Para levar essa prova a efeito, Platão, primeiramente, classifica todos os seres em dois gêneros: os que existem em repouso e aqueles que estão em movimento. Após isso, Platão discrimina hierarquicamente todas as formas de movimento, do menos perfeito ao mais ativo e superior (893b, ss). Há dois tipos principais de movimento: o que é capaz de mover outros corpos e é incapaz de mover a si mesmo; e o que é capaz de mover outros corpos e a si mesmo. Da interação dos choques entre os corpos, resultam divisões em outros corpos ou então agregação de um ao outro, ou, ainda, a extinção completa do movimento. Isso significa que da interação de corpos em movimento, resulta a geração ou corrupção de novos corpos, ou a extinção ou geração de novos movimentos. O modelo dinâmico dos corpos em movimento implica a equivalência das noções de movimento, mudança, geração e corrupção, todos ocorrendo no plano do devir. De todos os movimentos, o mais ativo, o mais forte é aquele capaz de mover a si mesmo (894e).

Toda mudança consiste num processo que se situa no plano do devir e, como tal, é um movimento. Todo movimento comunicado pressupõe um movimento primeiro, causa de toda a seqüência encadeada das mudanças. Esse primeiro movimento, causa de todos os demais, é o que causa a si mesmo. Se todas as coisas existissem num permanente estado de repouso e ausência de mudança, só haveria movimento a partir do que tivesse a potência de causar a si mesmo. Por isso, pode-se afirmar que em todo processo de mudança, o que é mais antigo é o que causa a si mesmo e desencadeia todas as demais mudanças. Se um movimento dessa natureza, que é causa de si mesmo, é produzido em algo constituído pelos princípios dos fisiólogos, ou seja, coisas terrestres, aquosas, ígneas, simples ou compostas, essa coisa é dita viva.

Ademais, o conhecimento de algo ocorre mediante sua essência, que é dada, ou pelo nome, ou pela definição (895d). Pode-se conhecer algo mediante uma definição para um nome, ou atribuindo-se um nome para uma determinada definição. Como todos os seres vivos são reconhecidos como tal porque possuem alma, a definição para o nome “alma” deverá ser: “a essência que é capaz de mover a si mesma”. Por ser princípio primeiro de movimento e, ao mesmo tempo, princípio e causa da vida, a alma também é a causa e o princípio primeiro da geração e corrupção de todos os seres, dos passados, dos presentes e dos que estão por vir. Ela é a causa das mudanças e transformações que configuram o devir da natureza.

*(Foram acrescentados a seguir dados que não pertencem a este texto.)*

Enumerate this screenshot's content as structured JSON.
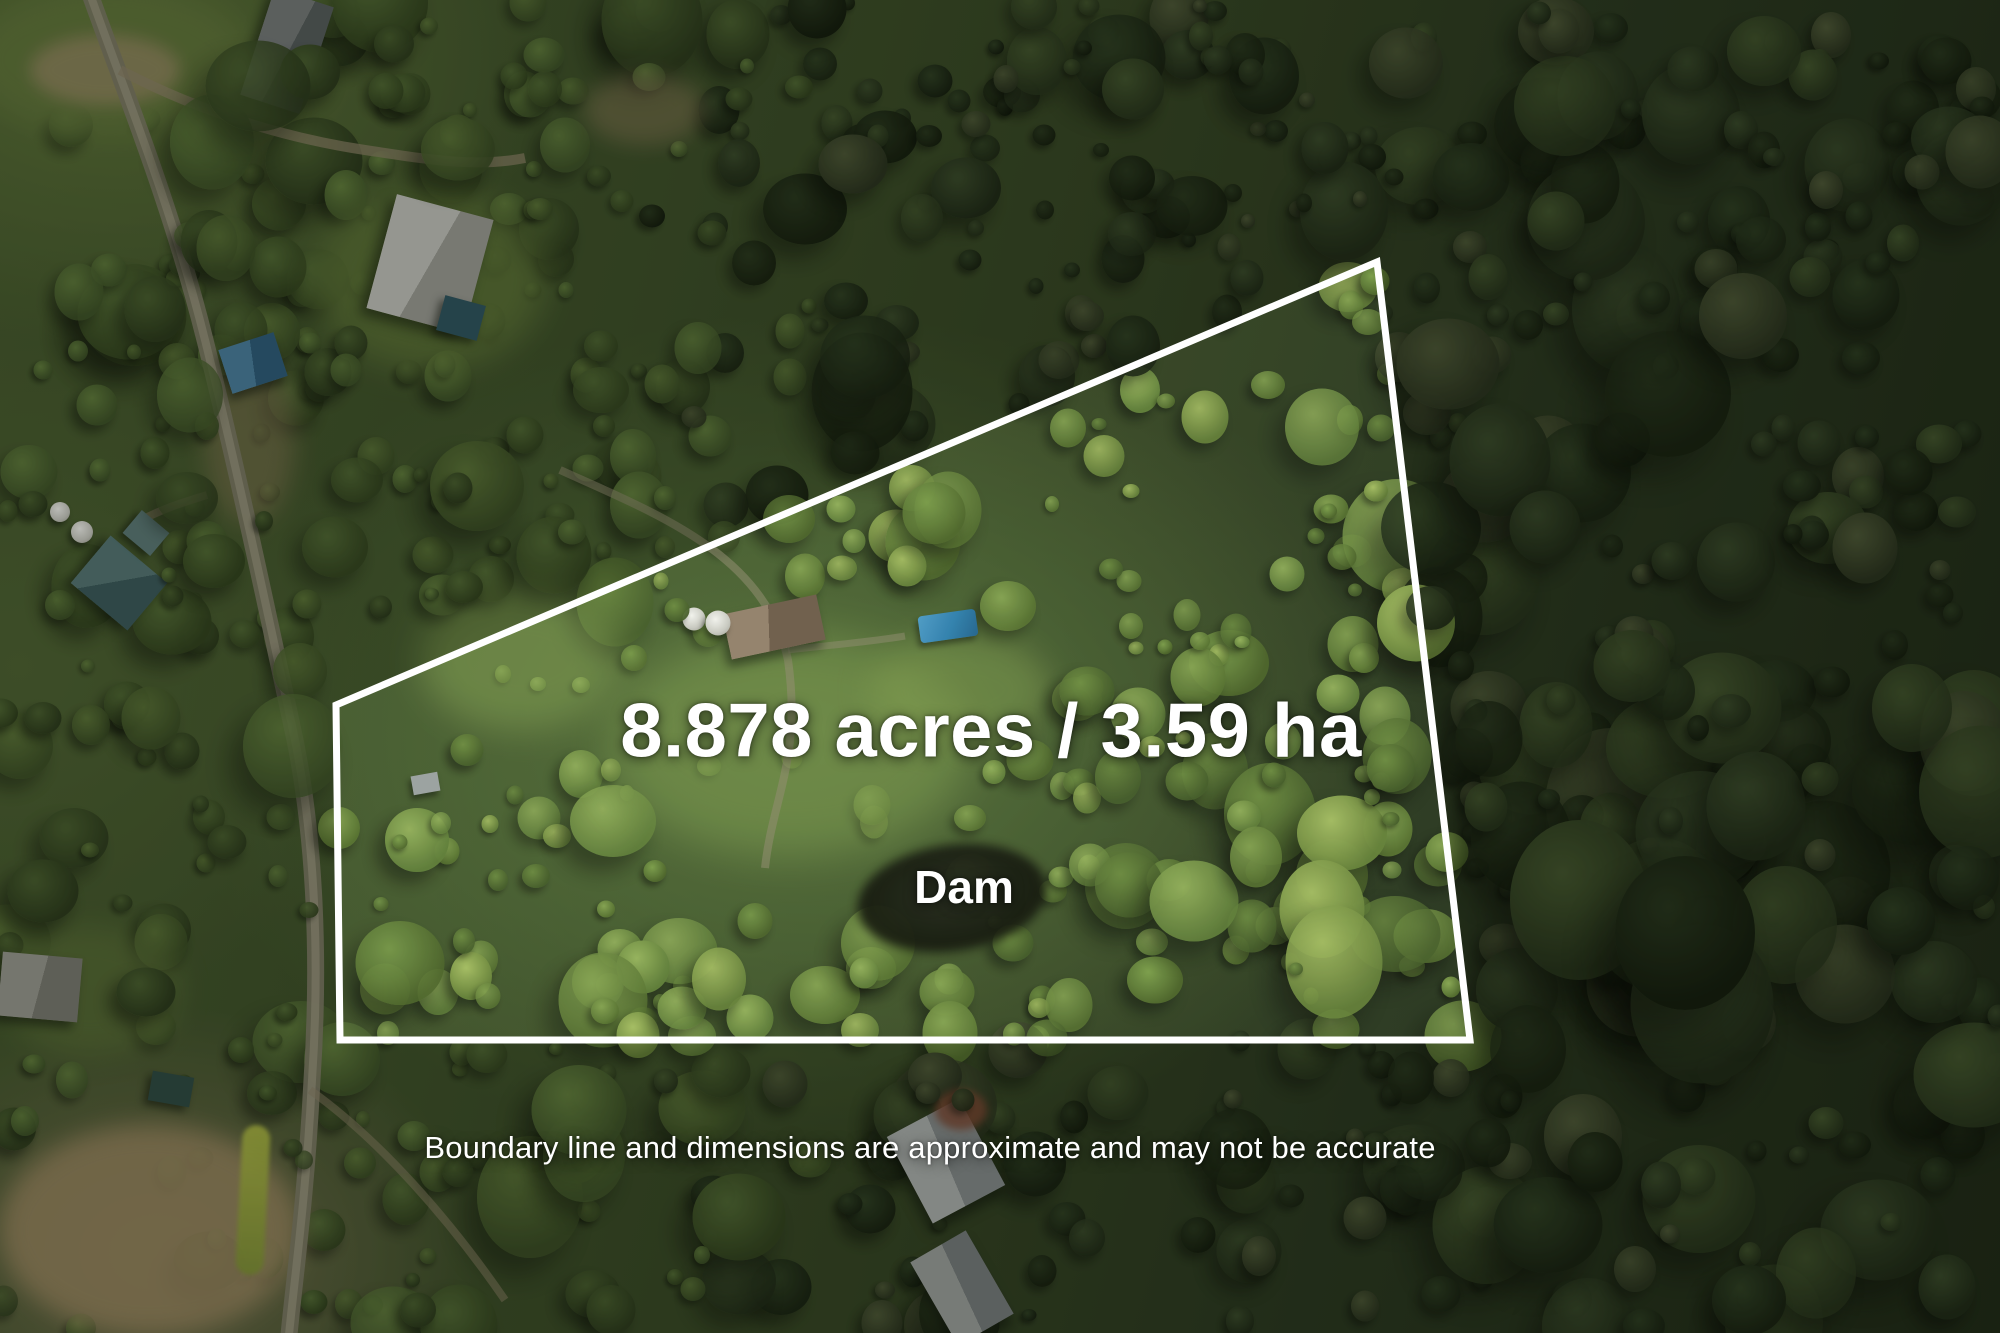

Como princípio primeiro do movimento e do devir, a alma é o mais antigo dos seres (896 a-c). Os seres que recebem passivamente o movimento de outros não têm alma, ou seja, não têm vida. Em conseqüência, a alma existe antes do corpo e o corpo só existe posteriormente à alma e se submete à sua ação. Isso implica ainda, que as propriedades da alma existem antes das propriedades dos corpos. Os caracteres, os costumes, as vontades, os raciocínios, as opiniões verdadeiras, a previdência e a memória existem antes da extensão, da largura e profundidade dos corpos, porque a própria alma existe antes dos corpos. É ela que determina o seu devir.

Como causa de todas os processos, a alma é causa tanto dos bens, quanto dos males, do justo e do injusto. Por isso, Platão postula a existência de ao menos dois tipos de alma; a que produz o bem e aquela que é capaz de fazer o contrário. Além disso, se a alma é o princípio que governa todos os seres, ela deve, também, dirigir os movimentos celestes. Todos os seres e toda a natureza são governados por uma alma que se junta à inteligência para governar, com sabedoria, segundo o melhor. Se a alma a tudo governa segundo uma inteligência que determina o melhor, a marcha e as revoluções celestes correspondem à revolução e aos raciocínios da inteligência. Há uma homologia entre o gênero de princípios que governam os movimentos das esferas celestes e os movimentos da alma. Os princípios diretivos do kósmos ocorrem segundo o melhor e isso implica que a sua ordenação é o resultado de uma inteligência que lhe é subjacente. Essa ordenação pressupõe uma regularidade que se estende, estruturalmente, a todos os seres e a todas as propriedades ordenadas segundo o melhor (896d 897a).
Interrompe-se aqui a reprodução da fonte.